Every day, with tongues and squeezing. Releases oxytocin and stuff, lowers blood pressure, promotes big silly grins, annoys DD.

Win all round.

WotchOotErAPolis · 19/02/2015 08:30

Oh dear - this is going to sound like another nail in might-STBXH's coffin:

We don't kiss, snog, hold hands, hug in public. Even if I'm saying goodbye to him, he doesn't kiss me - the most I get is that he offers his cheek for me to peck! He might allow me to hold his arm if we're walking somewhere, otherwise we walk side by side or he walks slightly ahead of me.

When we do snog, it's because he wants me to 'give him some attention' in bed, when I also get told that I'm not doing it right [I won't go into the details of what 'doing it right' means] and that he was always told he was a good kisser when he was younger. No wonder he's getting close to STBXH

Only1scoop · 19/02/2015 08:30

No

Thereshegoesagain · 19/02/2015 08:36

We've recently started snogging again. I don't think we'd realised that we'd stopped.
I thoroughly recommend starting up again.

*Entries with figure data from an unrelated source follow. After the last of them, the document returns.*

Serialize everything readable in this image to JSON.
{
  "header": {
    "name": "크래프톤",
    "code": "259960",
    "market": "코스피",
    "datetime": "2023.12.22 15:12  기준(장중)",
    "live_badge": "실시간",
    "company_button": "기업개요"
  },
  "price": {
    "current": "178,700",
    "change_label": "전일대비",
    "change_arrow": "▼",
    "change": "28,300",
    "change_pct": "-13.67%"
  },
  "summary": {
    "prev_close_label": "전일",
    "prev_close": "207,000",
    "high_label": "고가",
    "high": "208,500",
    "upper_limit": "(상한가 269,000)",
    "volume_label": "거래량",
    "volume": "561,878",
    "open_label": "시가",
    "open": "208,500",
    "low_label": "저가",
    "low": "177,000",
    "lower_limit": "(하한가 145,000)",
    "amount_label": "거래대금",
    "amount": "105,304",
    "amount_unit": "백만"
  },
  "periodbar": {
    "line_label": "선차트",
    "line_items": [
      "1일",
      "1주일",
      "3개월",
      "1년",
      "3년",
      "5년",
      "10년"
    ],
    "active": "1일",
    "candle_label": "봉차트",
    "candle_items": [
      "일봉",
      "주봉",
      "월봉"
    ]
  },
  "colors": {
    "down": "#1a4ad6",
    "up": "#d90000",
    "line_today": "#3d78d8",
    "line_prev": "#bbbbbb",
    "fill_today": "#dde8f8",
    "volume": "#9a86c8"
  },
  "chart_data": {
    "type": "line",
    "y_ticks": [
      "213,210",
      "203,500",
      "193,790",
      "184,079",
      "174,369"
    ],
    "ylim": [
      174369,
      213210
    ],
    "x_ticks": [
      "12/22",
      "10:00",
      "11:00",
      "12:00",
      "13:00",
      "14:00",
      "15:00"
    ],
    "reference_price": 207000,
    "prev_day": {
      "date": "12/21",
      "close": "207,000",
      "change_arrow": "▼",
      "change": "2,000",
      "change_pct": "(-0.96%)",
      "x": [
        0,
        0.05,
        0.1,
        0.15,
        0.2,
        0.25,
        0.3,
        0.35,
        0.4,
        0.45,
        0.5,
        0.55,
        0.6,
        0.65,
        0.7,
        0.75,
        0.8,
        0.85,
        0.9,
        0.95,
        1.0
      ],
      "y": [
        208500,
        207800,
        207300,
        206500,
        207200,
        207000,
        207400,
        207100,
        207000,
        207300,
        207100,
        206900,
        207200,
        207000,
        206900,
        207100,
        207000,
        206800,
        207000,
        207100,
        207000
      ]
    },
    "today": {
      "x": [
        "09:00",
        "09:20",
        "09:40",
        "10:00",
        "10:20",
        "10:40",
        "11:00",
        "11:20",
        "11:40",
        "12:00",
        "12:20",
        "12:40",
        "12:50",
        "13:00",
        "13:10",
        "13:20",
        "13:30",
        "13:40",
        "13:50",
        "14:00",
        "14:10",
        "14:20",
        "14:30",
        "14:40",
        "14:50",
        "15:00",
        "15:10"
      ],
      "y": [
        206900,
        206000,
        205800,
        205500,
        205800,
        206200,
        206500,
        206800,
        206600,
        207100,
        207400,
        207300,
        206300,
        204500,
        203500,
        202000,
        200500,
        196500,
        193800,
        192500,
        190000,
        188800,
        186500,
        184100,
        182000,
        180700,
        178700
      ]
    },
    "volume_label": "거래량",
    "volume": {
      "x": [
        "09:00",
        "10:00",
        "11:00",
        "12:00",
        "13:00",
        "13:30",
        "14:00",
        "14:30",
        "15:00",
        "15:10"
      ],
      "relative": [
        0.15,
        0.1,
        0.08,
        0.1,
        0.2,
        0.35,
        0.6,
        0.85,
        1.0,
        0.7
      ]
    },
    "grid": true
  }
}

It's bloody lovely.

youmakemydreams · 19/02/2015 08:42

We do I think partly down to a conversation we had in the beginning. We have both been married before and are very aware that these things slip and often become a marker for having sex. We agreed that we would still snog for the sake of snogging and cuddle before we went to sleep every night. Barring illness we do snog randomly and do cuddle up every night. I think it's helped keep our sex life going as well because there is no pressure and no assumption. Sometimes it's just a snog but keeping the affection and intimacy of it has definitely helped.

Misfitless · 19/02/2015 09:13

Yep. Love it. Just had a bit of a snog in the kitchen Smile.

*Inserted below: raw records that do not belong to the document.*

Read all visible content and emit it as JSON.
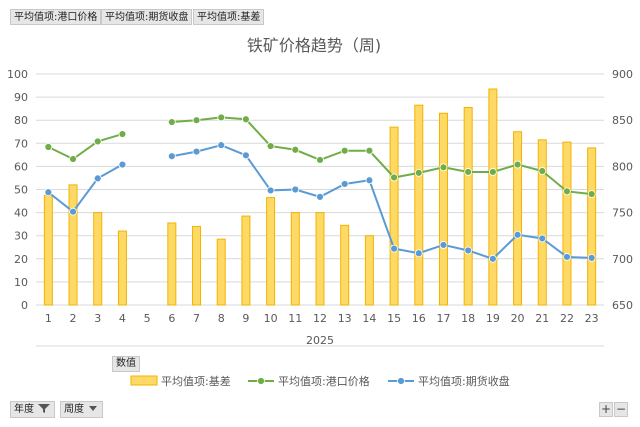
{
  "field_buttons": [
    "平均值项:港口价格",
    "平均值项:期货收盘",
    "平均值项:基差"
  ],
  "values_button": "数值",
  "filters": [
    {
      "label": "年度",
      "icon": "filter-icon"
    },
    {
      "label": "周度",
      "icon": "dropdown-arrow-icon"
    }
  ],
  "zoom": {
    "plus": "+",
    "minus": "−"
  },
  "colors": {
    "bar_fill": "#ffd966",
    "bar_stroke": "#f0b400",
    "port_price": "#70ad47",
    "futures_close": "#5b9bd5",
    "grid": "#d9d9d9"
  },
  "chart_data": {
    "type": "bar",
    "title": "铁矿价格趋势（周)",
    "xlabel": "2025",
    "categories": [
      "1",
      "2",
      "3",
      "4",
      "5",
      "6",
      "7",
      "8",
      "9",
      "10",
      "11",
      "12",
      "13",
      "14",
      "15",
      "16",
      "17",
      "18",
      "19",
      "20",
      "21",
      "22",
      "23"
    ],
    "left_axis": {
      "ylim": [
        0,
        100
      ],
      "ticks": [
        0,
        10,
        20,
        30,
        40,
        50,
        60,
        70,
        80,
        90,
        100
      ]
    },
    "right_axis": {
      "ylim": [
        650,
        900
      ],
      "ticks": [
        650,
        700,
        750,
        800,
        850,
        900
      ]
    },
    "grid": true,
    "legend_position": "bottom",
    "series": [
      {
        "name": "平均值项:基差",
        "type": "bar",
        "axis": "left",
        "values": [
          47.5,
          52,
          40,
          32,
          null,
          35.5,
          34,
          28.5,
          38.5,
          46.5,
          40,
          40,
          34.5,
          30,
          77,
          86.5,
          83,
          85.5,
          93.5,
          75,
          71.5,
          70.5,
          68
        ]
      },
      {
        "name": "平均值项:港口价格",
        "type": "line",
        "axis": "right",
        "values": [
          821,
          808,
          827,
          835,
          null,
          848,
          850,
          853,
          851,
          822,
          818,
          807,
          817,
          817,
          788,
          793,
          799,
          794,
          794,
          802,
          795,
          773,
          770
        ]
      },
      {
        "name": "平均值项:期货收盘",
        "type": "line",
        "axis": "right",
        "values": [
          772,
          751,
          787,
          802,
          null,
          811,
          816,
          823,
          812,
          774,
          775,
          767,
          781,
          785,
          711,
          706,
          715,
          709,
          700,
          726,
          722,
          702,
          701
        ]
      }
    ]
  }
}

Tbh, about 12 months or so ago, I realised we'd stopped kissing, so I made a rule that DH was not allowed to leave the house without kissing me (he usually leaves before me, but if not, I go to kiss him, obviously. Not usually more than a peck and a quick hug, but even that sets me up for the day, and puts a smile on both our faces.

kiritekanawa · 14/03/2015 03:24

no Sad

and I don't miss it because it always felt like being eaten by a vulture with orthodontic fantasies Sad.

Did any of you ever manage to successfully have the conversation where you sort out the fact that one of you is absolutely terrible at kissing/ in bed - and have a positive outcome, i.e. a change in technique that both are happy with?

We've had that conversation (without any useful outcomes) more often in the past few years than we've kissed or done anything else. Sigh.

GoldenBeaches · 14/03/2015 07:06

Snogging isn't just for teenagers Wink

Fletcherl · 14/03/2015 07:15

Yes I have changed dh snogging bad habits. He erroneously believed that teeth licking was erotic. Well worth the conversation. He also very discretely cleans his teeth in a way that encourages me to clean mine if we are going to be intimate.

HopSkipCrash · 14/03/2015 08:06

Joysmum 'I've never been into full on long sessions of sniffing' . GrinGrin

TheHappinessTrap · 14/03/2015 08:09

I miss it, it's been about 7 years, but I no longer want that with oh. We've fallen into the dreaded "you seem like my sibling" dynamic which makes everything awkward.